For this workshop, we’ll use SQLite, which is a simple and widely-used RDBMS. It runs on Windows, MacOS X, and Linux with no setup necessary!
Every RDBMS has its own implementation or “dialect” of SQL. In other words, the set of SQL keywords supported differs slightly from one RDBMS to another, and sometimes queries have to be written differently, but the basics are the same. Details about the supported keywords for a given RDBMS can be found in that system’s documentation. How does this impact you working with any given SQL RDBMS? When you’re searching for help with syntax, include the version of SQL you’re working with. The keywords covered in this workshop are supported by most systems.
Some RDBMS allow you to add functions with extensions.

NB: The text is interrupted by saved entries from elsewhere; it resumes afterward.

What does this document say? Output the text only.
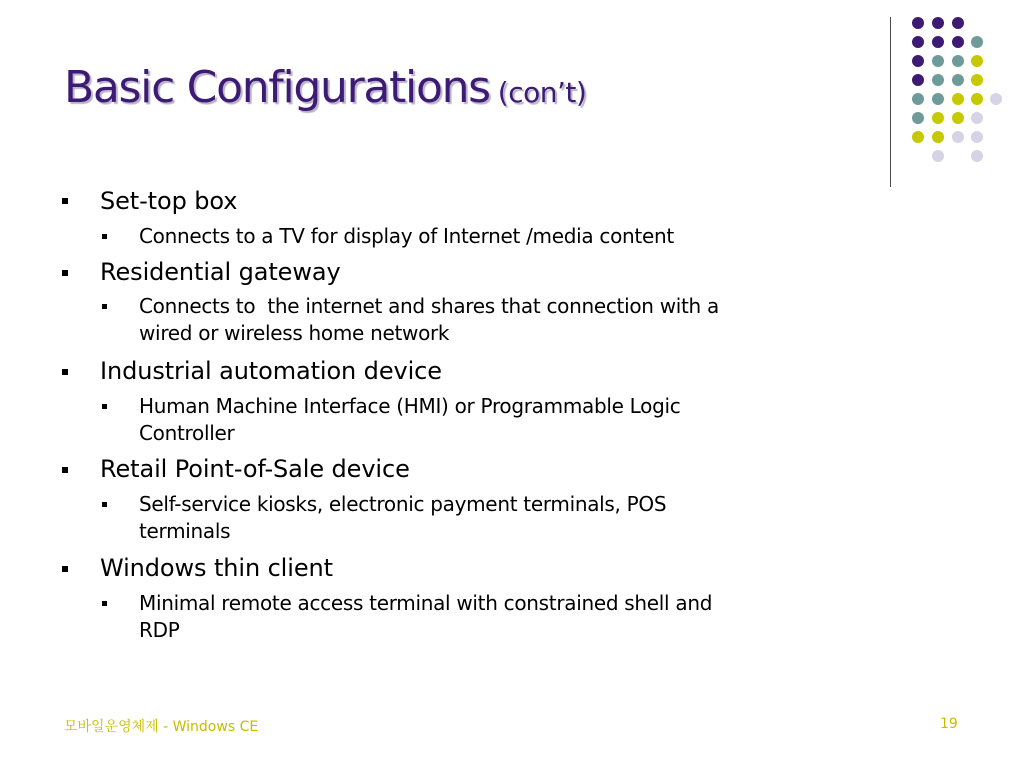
Basic Configurations (con’t)
Set-top box
Connects to a TV for display of Internet /media content
Residential gateway
Connects to  the internet and shares that connection with a
wired or wireless home network
Industrial automation device
Human Machine Interface (HMI) or Programmable Logic
Controller
Retail Point-of-Sale device
Self-service kiosks, electronic payment terminals, POS
terminals
Windows thin client
Minimal remote access terminal with constrained shell and
RDP
모바일운영체제 - Windows CE	19
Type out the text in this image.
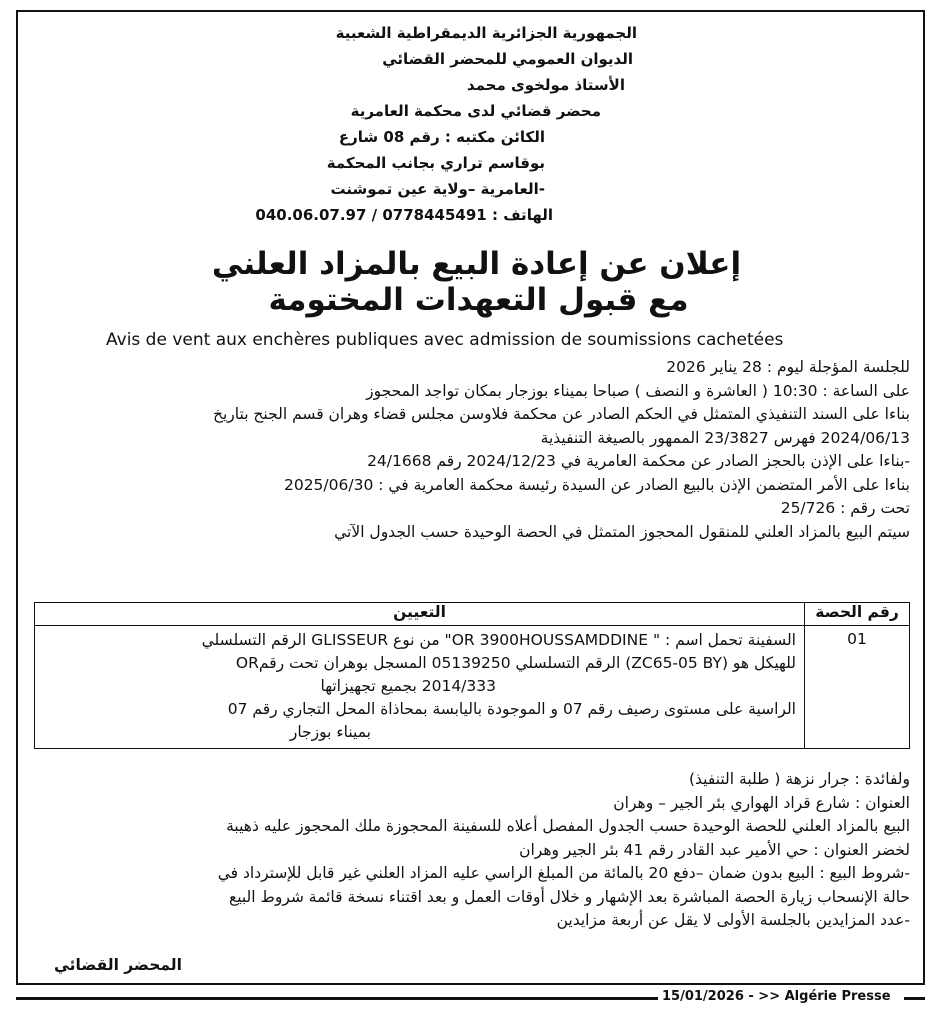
الجمهورية الجزائرية الديمقراطية الشعبية
الديوان العمومي للمحضر القضائي
الأستاذ مولخوى محمد
محضر قضائي لدى محكمة العامرية
الكائن مكتبه : رقم 08 شارع
بوقاسم تراري بجانب المحكمة
-العامرية –ولاية عين تموشنت
الهاتف : 0778445491 / 040.06.07.97
إعلان عن إعادة البيع بالمزاد العلني
مع قبول التعهدات المختومة
Avis de vent aux enchères publiques avec admission de soumissions cachetées
للجلسة المؤجلة ليوم : 28 يناير 2026
على الساعة : 10:30 ( العاشرة و النصف ) صباحا بميناء بوزجار بمكان تواجد المحجوز
بناءا على السند التنفيذي المتمثل في الحكم الصادر عن محكمة فلاوسن مجلس قضاء وهران قسم الجنح بتاريخ
2024/06/13 فهرس 23/3827 الممهور بالصيغة التنفيذية
-بناءا على الإذن بالحجز الصادر عن محكمة العامرية في 2024/12/23 رقم 24/1668
بناءا على الأمر المتضمن الإذن بالبيع الصادر عن السيدة رئيسة محكمة العامرية في : 2025/06/30
تحت رقم : 25/726
سيتم البيع بالمزاد العلني للمنقول المحجوز المتمثل في الحصة الوحيدة حسب الجدول الآتي
رقم الحصة	التعيين
01	السفينة تحمل اسم : " OR 3900HOUSSAMDDINE" من نوع GLISSEUR الرقم التسلسلي
للهيكل هو (ZC65-05 BY) الرقم التسلسلي 05139250 المسجل بوهران تحت رقمOR
2014/333 بجميع تجهيزاتها
الراسية على مستوى رصيف رقم 07 و الموجودة باليابسة بمحاذاة المحل التجاري رقم 07
بميناء بوزجار
ولفائدة : جرار نزهة ( طلبة التنفيذ)
العنوان : شارع قراد الهواري بئر الجير – وهران
البيع بالمزاد العلني للحصة الوحيدة حسب الجدول المفصل أعلاه للسفينة المحجوزة ملك المحجوز عليه ذهيبة
لخضر العنوان : حي الأمير عبد القادر رقم 41 بئر الجير وهران
-شروط البيع : البيع بدون ضمان –دفع 20 بالمائة من المبلغ الراسي عليه المزاد العلني غير قابل للإسترداد في
حالة الإنسحاب زيارة الحصة المباشرة بعد الإشهار و خلال أوقات العمل و بعد اقتناء نسخة قائمة شروط البيع
-عدد المزايدين بالجلسة الأولى لا يقل عن أربعة مزايدين
المحضر القضائي
15/01/2026 - >> Algérie Presse
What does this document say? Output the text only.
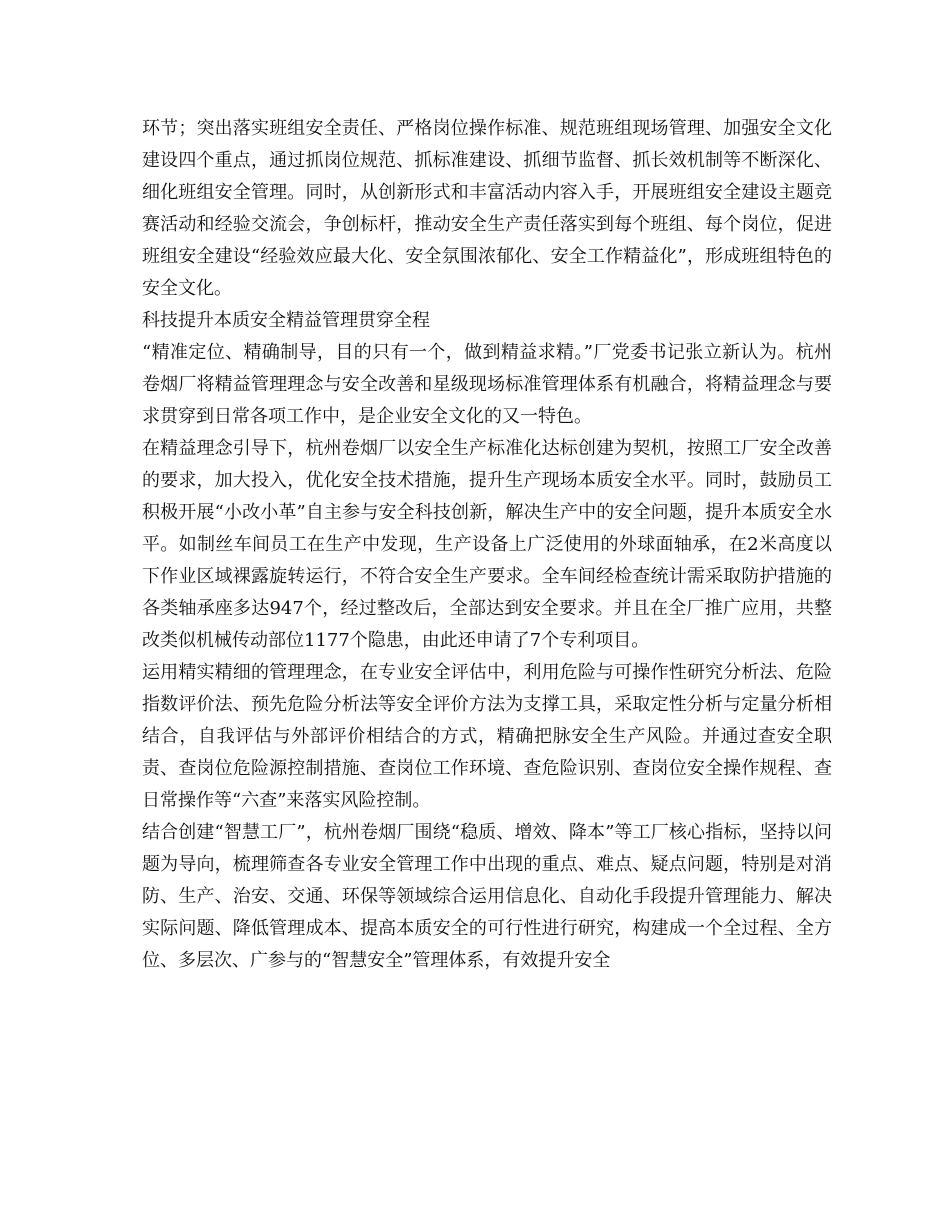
环节；突出落实班组安全责任、严格岗位操作标准、规范班组现场管理、加强安全文化建设四个重点，通过抓岗位规范、抓标准建设、抓细节监督、抓长效机制等不断深化、细化班组安全管理。同时，从创新形式和丰富活动内容入手，开展班组安全建设主题竞赛活动和经验交流会，争创标杆，推动安全生产责任落实到每个班组、每个岗位，促进班组安全建设“经验效应最大化、安全氛围浓郁化、安全工作精益化”，形成班组特色的安全文化。

科技提升本质安全精益管理贯穿全程

“精准定位、精确制导，目的只有一个，做到精益求精。”厂党委书记张立新认为。杭州卷烟厂将精益管理理念与安全改善和星级现场标准管理体系有机融合，将精益理念与要求贯穿到日常各项工作中，是企业安全文化的又一特色。

在精益理念引导下，杭州卷烟厂以安全生产标准化达标创建为契机，按照工厂安全改善的要求，加大投入，优化安全技术措施，提升生产现场本质安全水平。同时，鼓励员工积极开展“小改小革”自主参与安全科技创新，解决生产中的安全问题，提升本质安全水平。如制丝车间员工在生产中发现，生产设备上广泛使用的外球面轴承，在2米高度以下作业区域裸露旋转运行，不符合安全生产要求。全车间经检查统计需采取防护措施的各类轴承座多达947个，经过整改后，全部达到安全要求。并且在全厂推广应用，共整改类似机械传动部位1177个隐患，由此还申请了7个专利项目。

运用精实精细的管理理念，在专业安全评估中，利用危险与可操作性研究分析法、危险指数评价法、预先危险分析法等安全评价方法为支撑工具，采取定性分析与定量分析相结合，自我评估与外部评价相结合的方式，精确把脉安全生产风险。并通过查安全职责、查岗位危险源控制措施、查岗位工作环境、查危险识别、查岗位安全操作规程、查日常操作等“六查”来落实风险控制。

结合创建“智慧工厂”，杭州卷烟厂围绕“稳质、增效、降本”等工厂核心指标，坚持以问题为导向，梳理筛查各专业安全管理工作中出现的重点、难点、疑点问题，特别是对消防、生产、治安、交通、环保等领域综合运用信息化、自动化手段提升管理能力、解决实际问题、降低管理成本、提高本质安全的可行性进行研究，构建成一个全过程、全方位、多层次、广参与的“智慧安全”管理体系，有效提升安全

For example, the PostGIS extension adds keywords to PostgreSQL to all you to work with location information to do spatial analysis.
1.4 Advantages & Disadvantages of SQL
SQL has major advantages in several areas important to researchers:
- Efficiency
- Write a few lines of code rather than lots of manual data manipulation
- SQL is meant for data manipulation
- Reproducibility
- save queries as a record of your workflow
- re-run code with updates
- Work with large amounts of data
- Typically faster to run a process in a database than in a spreadsheet
- Store lots of data (compare with Excel’s row limits)
- Data management
- One database file is the equivalent to many, many spreadsheet files (like csvs or xlsx files)
- Write a query instead of making a new files or tabs
What does SQL not do well?
- Most RDBMS do not visualize data, however, you can connect your database to visualization tools to perform these kinds of tasks seamlessly.
- The SQL language is designed for data querying not data analysis. If you want to run statistics on your data you can connect to your database from a programming language like R or python, or from statistical software.
- SQL assumes you work with tabular data. If your data is another type - for example graph data or tree data - you might want to explore other database types.